The next stop in my trip through password policies and some of the mistakes that are made is password strength (length and complexity).
It seems that for a lot of IT and IT Security people, there's one inevitable truth about password strength which is you can't have too strong passwords.
Unfortunately not true.
Like any security control password strength should reflect the environment that the system is deployed in and the likely threats it will face.
For most circumstances my feeling is that any password over about 9 characters with Upper and lower case alpha and numeric characters is overkill.
For this to be the case I'd say that the password should not be sent across the network in the clear either as plain text or a straight hashed value and should be stored in place in a salted-hash.
If you consider the threats, this will usually be more than adequate.
- Online Brute-Force. This attack isn't best mitigated by password strength. Account lockout and alerting are a much better way to deal with this. For online systems I saw an interesting twist on this which was to only lockout the ip address the attack comes from as a mitigation of the DoS potential
- Rainbow Table. The primary mitigation for this is to use salted hashes, as they mitigate this pretty effectively. However where that's not a possibility (off-the-shelf software) consider disk space required for the tables and the time to calculate. I've not seen any tables that go much beyond 7-8, and indeed one estimate I saw for 7-9 character passwords was that it would require 135000GB of space!
- Offline Hash attack. This one is wheeled out a lot by advocates of extremely long passwords. One point I'd make is that in many scenarios if the attacker already has access to your password database, he's probably already broken in to your system pretty effectively! However even so, it's worth considering.

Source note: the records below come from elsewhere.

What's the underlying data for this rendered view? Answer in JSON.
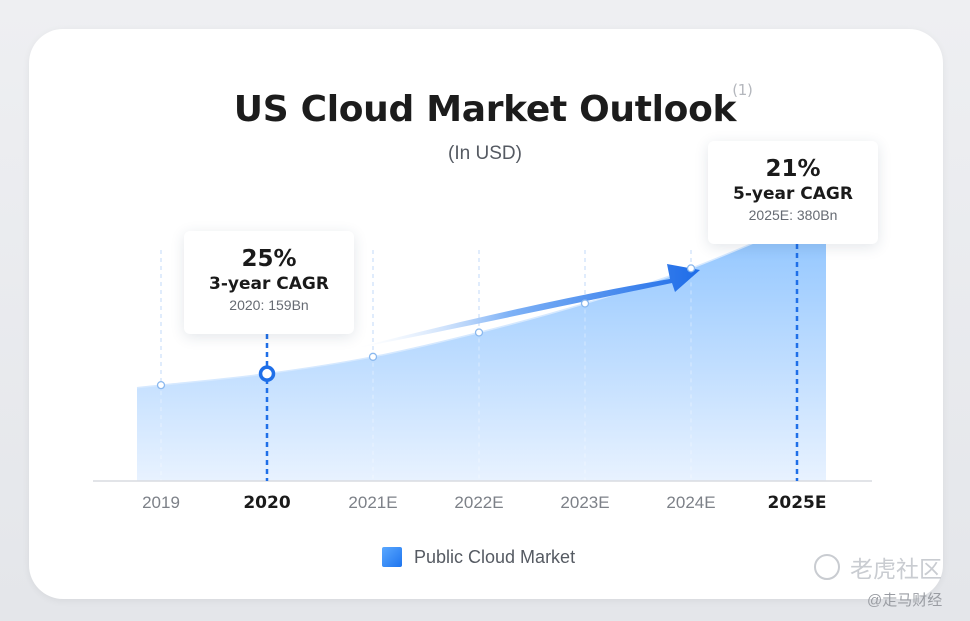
{
  "chart_data": {
    "type": "area",
    "title": "US Cloud Market Outlook",
    "title_note": "(1)",
    "subtitle": "(In USD)",
    "categories": [
      "2019",
      "2020",
      "2021E",
      "2022E",
      "2023E",
      "2024E",
      "2025E"
    ],
    "highlighted_categories": [
      "2020",
      "2025E"
    ],
    "series": [
      {
        "name": "Public Cloud Market",
        "values": [
          142,
          159,
          184,
          220,
          263,
          315,
          380
        ]
      }
    ],
    "ylim": [
      0,
      520
    ],
    "grid": "dashed vertical lines per category",
    "legend_position": "bottom-center",
    "colors": {
      "area_top": "#8cc3ff",
      "area_bottom": "#e8f2ff",
      "accent": "#1f6fe8",
      "grid": "#cfe2fb"
    },
    "annotations": [
      {
        "category": "2020",
        "pct": "25%",
        "label": "3-year CAGR",
        "value": "2020: 159Bn"
      },
      {
        "category": "2025E",
        "pct": "21%",
        "label": "5-year CAGR",
        "value": "2025E: 380Bn"
      }
    ],
    "trend_arrow": "up-right"
  },
  "watermark": {
    "brand": "老虎社区",
    "handle": "@走马财经",
    "icon": "tiger-community-logo-icon"
  }
}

Offline password guessing is done either through (hyrbid)dictionary attacks or straight brute-force. For brute force my experience has been that even with modern kit it gets too long to be practical for most attackers beyond about 8 characters. Dictionary attacks work very well if users choose dictionary password so it's worth investing in education/auditing to discourage this
So what does all that leave you with ... Well all of these attacks are reasonably mitigated in typical scenarios with 9 character passwords. Only problem is most people can't reliably remember 9 chunks of totally random information, so the key is to reduce the number of chunks whilst keeping up the number of characters.
There's a number of ways of doing this but things like passphrases like "414 million for that? We was robbed" are easy to remember (especially if you're Scottish) but very difficult to crack.